Par un arrêt du 8 janvier 2026, la troisième chambre civile de la Cour de cassation apporte une précision fondamentale sur la nature des indemnités de rupture dans les contrats de construction de maison individuelle (CCMI). Le juge ne peut pas modérer l’indemnité de 10 % prévue au contrat si celle-ci constitue la contrepartie d’une faculté de dédit.
Le contexte : Une résiliation « de convenance »
En juin 2018, un couple signe un CCMI avec une société de constructions de maisons individuelles pour un montant de 137 810 euros. Quelques mois plus tard, avant même le début du chantier, les maîtres de l’ouvrage informent le constructeur qu’ils renoncent à leur projet pour des raisons personnelles.
Le constructeur réclame alors l’application de la clause contractuelle prévoyant une indemnité forfaitaire de résiliation de 10 % du prix total (soit 13.781 euros).
Le litige : Clause pénale ou clause de dédit ?
La Cour d’appel de Paris avait initialement donné raison aux maîtres d’ouvrage. Pour les juges du fond, cette indemnité de 10 % s’apparentait à une clause pénale.
- L’enjeu : Si une clause est qualifiée de « pénale » (destinée à sanctionner une inexécution), le juge a le pouvoir de la réduire s’il l’estime manifestement excessive (Article 1231-5 du Code civil). C’est ce qu’avait fait la Cour d’appel en ramenant la somme à 6.980 euros.
- L’argument du constructeur : Il soutenait qu’il s’agissait d’une clause de dédit, simple contrepartie de la liberté de rompre le contrat offerte par l’article 1794 du Code civil. Or, une clause de dédit ne peut pas être modérée par le juge.
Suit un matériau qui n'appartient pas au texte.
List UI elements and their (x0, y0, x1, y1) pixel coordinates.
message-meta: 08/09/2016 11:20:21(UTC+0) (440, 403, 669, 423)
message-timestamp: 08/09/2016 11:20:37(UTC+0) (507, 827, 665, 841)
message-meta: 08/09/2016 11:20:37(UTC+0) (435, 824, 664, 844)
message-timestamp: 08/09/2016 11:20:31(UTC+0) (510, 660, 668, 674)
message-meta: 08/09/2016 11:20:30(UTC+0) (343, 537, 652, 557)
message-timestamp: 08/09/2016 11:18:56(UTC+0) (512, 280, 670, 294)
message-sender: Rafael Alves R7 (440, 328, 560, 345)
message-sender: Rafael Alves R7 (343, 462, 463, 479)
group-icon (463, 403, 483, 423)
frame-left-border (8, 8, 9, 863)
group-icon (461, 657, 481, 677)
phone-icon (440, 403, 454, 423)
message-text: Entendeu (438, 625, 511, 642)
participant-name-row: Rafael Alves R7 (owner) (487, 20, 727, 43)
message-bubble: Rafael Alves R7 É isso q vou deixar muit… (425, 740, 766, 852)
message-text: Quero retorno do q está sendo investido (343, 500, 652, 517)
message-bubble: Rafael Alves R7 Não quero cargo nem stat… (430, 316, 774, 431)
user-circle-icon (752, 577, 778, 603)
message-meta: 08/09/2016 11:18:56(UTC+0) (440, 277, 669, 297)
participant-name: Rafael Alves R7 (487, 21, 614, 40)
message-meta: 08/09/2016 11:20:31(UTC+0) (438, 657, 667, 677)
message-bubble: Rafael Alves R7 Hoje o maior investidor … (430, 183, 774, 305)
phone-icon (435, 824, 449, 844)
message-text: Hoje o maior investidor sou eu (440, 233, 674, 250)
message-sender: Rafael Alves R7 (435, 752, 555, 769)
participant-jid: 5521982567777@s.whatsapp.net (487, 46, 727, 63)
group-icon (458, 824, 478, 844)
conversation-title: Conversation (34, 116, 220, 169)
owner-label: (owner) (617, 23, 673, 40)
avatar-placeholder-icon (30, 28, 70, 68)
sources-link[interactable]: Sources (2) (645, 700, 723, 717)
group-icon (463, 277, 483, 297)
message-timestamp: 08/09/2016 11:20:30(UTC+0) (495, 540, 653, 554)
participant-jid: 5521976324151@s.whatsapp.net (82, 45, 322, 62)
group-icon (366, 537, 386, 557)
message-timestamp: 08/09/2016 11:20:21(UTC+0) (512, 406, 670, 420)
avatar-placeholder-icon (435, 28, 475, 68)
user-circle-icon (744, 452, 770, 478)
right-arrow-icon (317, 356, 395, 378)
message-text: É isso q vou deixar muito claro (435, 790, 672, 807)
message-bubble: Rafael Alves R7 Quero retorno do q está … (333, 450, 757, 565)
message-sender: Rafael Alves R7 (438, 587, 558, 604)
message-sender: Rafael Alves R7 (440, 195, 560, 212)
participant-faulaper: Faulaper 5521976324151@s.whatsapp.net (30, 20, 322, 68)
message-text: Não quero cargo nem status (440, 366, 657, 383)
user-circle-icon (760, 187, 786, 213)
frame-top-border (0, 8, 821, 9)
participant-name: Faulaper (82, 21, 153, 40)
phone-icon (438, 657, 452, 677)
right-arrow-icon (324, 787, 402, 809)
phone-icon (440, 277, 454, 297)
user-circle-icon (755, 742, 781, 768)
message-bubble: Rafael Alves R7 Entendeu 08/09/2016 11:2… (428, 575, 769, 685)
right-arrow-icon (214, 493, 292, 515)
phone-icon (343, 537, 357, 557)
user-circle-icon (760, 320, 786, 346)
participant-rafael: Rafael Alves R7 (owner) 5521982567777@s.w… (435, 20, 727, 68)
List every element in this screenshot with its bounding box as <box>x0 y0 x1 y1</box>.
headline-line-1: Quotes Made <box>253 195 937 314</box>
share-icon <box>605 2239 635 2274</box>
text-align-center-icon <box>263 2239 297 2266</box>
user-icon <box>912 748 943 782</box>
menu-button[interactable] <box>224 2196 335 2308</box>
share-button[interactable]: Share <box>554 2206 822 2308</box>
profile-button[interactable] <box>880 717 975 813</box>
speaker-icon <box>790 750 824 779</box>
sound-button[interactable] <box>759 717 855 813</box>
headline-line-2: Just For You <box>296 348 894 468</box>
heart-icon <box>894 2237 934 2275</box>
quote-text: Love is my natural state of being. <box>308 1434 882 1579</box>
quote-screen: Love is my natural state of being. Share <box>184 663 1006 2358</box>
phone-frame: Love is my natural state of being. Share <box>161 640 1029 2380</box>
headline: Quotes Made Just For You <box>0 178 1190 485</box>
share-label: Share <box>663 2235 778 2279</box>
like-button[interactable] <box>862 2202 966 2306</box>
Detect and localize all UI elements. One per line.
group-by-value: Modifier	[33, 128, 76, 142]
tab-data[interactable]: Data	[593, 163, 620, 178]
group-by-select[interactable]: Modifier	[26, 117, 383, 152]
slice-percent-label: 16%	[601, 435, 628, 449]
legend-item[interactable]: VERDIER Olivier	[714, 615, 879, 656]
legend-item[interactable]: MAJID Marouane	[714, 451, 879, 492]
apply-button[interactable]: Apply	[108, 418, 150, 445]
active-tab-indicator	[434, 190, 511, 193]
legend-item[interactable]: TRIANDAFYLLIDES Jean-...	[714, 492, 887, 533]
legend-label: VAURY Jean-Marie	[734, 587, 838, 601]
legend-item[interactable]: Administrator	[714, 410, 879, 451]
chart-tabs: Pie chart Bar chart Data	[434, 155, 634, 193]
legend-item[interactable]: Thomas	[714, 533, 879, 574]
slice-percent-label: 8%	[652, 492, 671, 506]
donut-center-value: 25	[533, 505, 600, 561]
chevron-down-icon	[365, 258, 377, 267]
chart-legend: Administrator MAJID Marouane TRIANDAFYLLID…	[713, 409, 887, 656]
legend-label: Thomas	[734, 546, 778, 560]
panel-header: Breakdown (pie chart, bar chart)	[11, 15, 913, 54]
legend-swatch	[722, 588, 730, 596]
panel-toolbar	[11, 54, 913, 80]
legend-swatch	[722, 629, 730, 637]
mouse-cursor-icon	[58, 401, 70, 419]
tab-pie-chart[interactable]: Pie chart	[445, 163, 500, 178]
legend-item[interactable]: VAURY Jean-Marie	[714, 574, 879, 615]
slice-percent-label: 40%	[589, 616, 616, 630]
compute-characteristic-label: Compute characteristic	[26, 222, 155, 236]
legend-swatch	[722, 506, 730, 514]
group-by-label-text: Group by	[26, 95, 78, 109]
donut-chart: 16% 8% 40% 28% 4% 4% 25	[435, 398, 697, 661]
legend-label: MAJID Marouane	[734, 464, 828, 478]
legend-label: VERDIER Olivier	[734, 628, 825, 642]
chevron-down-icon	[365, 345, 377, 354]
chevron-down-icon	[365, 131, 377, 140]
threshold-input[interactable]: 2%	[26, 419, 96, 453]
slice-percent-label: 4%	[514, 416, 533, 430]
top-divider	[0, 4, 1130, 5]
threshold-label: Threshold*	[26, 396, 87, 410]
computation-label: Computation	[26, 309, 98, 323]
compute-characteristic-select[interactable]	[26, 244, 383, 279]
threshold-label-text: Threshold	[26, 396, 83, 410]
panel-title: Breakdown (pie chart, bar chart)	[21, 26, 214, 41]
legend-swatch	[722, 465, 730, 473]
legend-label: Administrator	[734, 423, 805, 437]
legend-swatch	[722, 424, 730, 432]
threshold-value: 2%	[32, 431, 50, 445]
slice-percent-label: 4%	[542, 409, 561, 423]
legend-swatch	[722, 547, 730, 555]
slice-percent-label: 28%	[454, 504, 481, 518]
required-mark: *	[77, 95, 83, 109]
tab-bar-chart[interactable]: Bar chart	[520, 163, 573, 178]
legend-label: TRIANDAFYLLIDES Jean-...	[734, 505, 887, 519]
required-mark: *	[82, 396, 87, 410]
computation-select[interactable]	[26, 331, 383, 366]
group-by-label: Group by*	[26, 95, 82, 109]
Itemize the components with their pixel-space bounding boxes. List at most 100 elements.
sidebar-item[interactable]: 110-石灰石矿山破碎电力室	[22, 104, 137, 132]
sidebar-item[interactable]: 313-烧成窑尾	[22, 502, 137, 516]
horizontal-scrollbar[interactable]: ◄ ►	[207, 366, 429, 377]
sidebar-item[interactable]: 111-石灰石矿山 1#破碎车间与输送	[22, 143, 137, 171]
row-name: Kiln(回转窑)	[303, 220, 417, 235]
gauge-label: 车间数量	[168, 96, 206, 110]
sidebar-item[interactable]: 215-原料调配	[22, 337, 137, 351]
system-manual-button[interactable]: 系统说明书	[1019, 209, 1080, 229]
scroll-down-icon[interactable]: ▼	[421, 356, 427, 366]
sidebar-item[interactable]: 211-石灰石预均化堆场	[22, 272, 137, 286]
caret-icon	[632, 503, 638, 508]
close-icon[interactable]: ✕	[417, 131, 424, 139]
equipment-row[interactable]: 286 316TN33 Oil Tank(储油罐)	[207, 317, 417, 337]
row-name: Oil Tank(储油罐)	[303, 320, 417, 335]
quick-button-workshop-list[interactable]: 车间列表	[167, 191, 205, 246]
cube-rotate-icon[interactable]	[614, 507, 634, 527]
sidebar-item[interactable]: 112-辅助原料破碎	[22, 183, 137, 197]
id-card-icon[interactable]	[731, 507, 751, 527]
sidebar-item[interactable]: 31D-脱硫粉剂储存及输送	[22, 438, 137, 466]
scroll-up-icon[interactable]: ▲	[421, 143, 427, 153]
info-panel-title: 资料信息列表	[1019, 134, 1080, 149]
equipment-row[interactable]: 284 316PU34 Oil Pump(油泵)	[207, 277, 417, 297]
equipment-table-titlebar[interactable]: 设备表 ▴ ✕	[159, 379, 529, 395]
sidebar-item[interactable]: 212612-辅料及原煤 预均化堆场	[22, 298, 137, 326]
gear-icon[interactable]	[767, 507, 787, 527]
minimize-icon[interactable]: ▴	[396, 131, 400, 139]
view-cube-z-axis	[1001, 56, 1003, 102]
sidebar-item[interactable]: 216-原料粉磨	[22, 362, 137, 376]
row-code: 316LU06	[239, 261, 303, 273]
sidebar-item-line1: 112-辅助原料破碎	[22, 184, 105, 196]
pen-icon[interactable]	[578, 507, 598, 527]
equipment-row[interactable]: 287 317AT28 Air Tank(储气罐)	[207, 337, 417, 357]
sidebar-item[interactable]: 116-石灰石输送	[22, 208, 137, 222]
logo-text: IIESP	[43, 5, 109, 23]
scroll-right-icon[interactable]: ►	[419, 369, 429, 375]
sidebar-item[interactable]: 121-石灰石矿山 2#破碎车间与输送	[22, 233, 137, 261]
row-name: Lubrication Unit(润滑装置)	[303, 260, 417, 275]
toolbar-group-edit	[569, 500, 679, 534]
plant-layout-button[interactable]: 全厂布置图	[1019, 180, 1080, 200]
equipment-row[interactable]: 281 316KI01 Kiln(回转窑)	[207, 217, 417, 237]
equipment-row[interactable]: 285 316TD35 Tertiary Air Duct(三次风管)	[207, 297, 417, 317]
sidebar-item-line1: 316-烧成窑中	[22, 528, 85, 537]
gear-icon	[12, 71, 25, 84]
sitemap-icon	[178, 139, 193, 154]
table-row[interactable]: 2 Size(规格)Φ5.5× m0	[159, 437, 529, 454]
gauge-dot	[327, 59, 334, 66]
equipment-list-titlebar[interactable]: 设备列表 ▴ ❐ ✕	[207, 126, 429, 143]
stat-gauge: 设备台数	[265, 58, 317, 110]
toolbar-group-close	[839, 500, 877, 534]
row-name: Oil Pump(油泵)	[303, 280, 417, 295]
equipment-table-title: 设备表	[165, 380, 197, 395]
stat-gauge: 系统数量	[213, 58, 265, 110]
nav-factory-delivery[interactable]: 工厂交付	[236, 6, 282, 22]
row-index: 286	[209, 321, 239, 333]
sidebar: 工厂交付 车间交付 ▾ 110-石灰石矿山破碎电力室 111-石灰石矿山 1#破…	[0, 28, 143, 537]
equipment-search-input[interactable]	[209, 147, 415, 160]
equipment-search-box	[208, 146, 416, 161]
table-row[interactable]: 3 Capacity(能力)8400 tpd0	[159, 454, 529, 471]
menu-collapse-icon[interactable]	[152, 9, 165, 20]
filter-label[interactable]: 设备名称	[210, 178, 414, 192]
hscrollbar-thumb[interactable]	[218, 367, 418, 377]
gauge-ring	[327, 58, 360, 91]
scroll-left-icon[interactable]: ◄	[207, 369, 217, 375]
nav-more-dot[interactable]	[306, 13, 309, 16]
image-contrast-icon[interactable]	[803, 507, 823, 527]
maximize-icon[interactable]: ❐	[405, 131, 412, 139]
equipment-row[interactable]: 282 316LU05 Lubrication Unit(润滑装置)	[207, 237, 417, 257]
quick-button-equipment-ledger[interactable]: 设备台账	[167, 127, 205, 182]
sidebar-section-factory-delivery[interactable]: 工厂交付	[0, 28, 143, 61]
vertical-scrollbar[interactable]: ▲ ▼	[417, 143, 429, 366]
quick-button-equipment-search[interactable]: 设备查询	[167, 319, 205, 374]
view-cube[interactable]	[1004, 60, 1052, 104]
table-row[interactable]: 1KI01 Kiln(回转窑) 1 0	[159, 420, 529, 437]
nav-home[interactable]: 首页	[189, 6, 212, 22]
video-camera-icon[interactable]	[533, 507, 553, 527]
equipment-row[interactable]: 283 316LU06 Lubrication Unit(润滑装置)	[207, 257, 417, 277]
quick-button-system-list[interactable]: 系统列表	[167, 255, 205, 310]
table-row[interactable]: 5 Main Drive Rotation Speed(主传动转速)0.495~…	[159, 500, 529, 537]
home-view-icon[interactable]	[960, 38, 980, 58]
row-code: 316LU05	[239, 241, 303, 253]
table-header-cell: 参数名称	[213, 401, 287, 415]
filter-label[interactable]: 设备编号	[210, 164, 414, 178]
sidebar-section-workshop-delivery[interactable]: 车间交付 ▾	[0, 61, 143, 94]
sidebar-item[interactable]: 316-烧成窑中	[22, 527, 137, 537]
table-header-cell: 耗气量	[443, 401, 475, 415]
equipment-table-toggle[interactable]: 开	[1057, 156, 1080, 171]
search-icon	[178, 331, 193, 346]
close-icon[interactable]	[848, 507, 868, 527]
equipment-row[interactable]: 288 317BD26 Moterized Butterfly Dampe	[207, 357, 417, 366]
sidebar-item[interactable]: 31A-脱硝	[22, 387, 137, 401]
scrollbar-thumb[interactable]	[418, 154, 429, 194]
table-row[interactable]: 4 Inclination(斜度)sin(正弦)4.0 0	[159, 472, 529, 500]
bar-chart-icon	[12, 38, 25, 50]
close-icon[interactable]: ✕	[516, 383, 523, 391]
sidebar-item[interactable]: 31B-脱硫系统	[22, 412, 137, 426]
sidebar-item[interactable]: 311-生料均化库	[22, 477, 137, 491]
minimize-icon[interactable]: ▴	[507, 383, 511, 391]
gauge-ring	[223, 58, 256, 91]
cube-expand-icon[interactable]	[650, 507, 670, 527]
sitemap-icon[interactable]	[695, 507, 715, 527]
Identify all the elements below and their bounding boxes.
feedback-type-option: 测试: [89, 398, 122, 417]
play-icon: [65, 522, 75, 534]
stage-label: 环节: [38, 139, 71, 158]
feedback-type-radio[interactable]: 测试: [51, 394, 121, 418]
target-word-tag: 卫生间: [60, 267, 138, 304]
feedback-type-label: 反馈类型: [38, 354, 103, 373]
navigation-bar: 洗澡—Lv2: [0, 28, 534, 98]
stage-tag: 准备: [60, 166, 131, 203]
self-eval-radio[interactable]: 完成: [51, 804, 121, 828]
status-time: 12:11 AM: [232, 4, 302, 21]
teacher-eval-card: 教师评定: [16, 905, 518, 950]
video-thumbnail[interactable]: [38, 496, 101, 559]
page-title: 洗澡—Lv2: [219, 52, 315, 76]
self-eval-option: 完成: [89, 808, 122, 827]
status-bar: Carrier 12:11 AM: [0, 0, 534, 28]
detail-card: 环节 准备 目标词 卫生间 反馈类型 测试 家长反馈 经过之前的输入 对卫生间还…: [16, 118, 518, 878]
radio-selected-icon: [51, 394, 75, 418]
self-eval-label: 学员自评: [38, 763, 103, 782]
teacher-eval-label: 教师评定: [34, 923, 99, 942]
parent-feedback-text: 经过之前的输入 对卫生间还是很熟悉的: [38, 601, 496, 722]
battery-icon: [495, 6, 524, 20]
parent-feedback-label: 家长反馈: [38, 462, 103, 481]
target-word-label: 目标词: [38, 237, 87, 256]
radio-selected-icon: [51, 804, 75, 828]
La décision : La souveraineté du contrat réaffirmée
La Cour de cassation casse l’arrêt d’appel. Elle fonde sa décision sur la distinction stricte entre les deux mécanismes :
- 1. La clause pénale a pour objet de faire assurer l’exécution de l’obligation en sanctionnant le manquement du débiteur.
- 2. La clause de dédit permet à une partie de se soustraire à l’exécution du contrat moyennant le paiement d’un prix.
La Haute juridiction relève que la clause litigieuse autorisait le maître de l’ouvrage à dénoncer le contrat moyennant 10 % du prix pour dédommager les frais engagés et le gain manqué. Dès lors qu’elle ne sanctionnait pas une « inexécution fautive » mais organisait une « faculté de rupture », elle ne pouvait pas être qualifiée de clause pénale.
Ce qu’il faut retenir : L’indemnité de 10 % prévue en cas de résiliation unilatérale (article 1794 du Code civil) est un prix de liberté. Le juge n’a pas le pouvoir de réduire ce montant, même s’il lui paraît élevé par rapport au travail réellement effectué au moment de la rupture.
Impacts pour les professionnels du secteur
Cette décision sécurise les constructeurs de maisons individuelles. Elle confirme que :
- Le forfait de 10 % (usage courant dans la profession) est une protection légitime contre l’abandon de projet par le client.
- Dès lors que la clause est rédigée comme la contrepartie d’un droit de résiliation unilatérale, elle échappe au pouvoir de modération du juge.
En conclusion, ne manquez pas de vérifier que vos contrats lient explicitement l’indemnité forfaitaire à l’exercice de la faculté de résiliation prévue par l’article 1794 du Code civil, et non à un manquement contractuel, pour garantir l’impossibilité d’une révision judiciaire.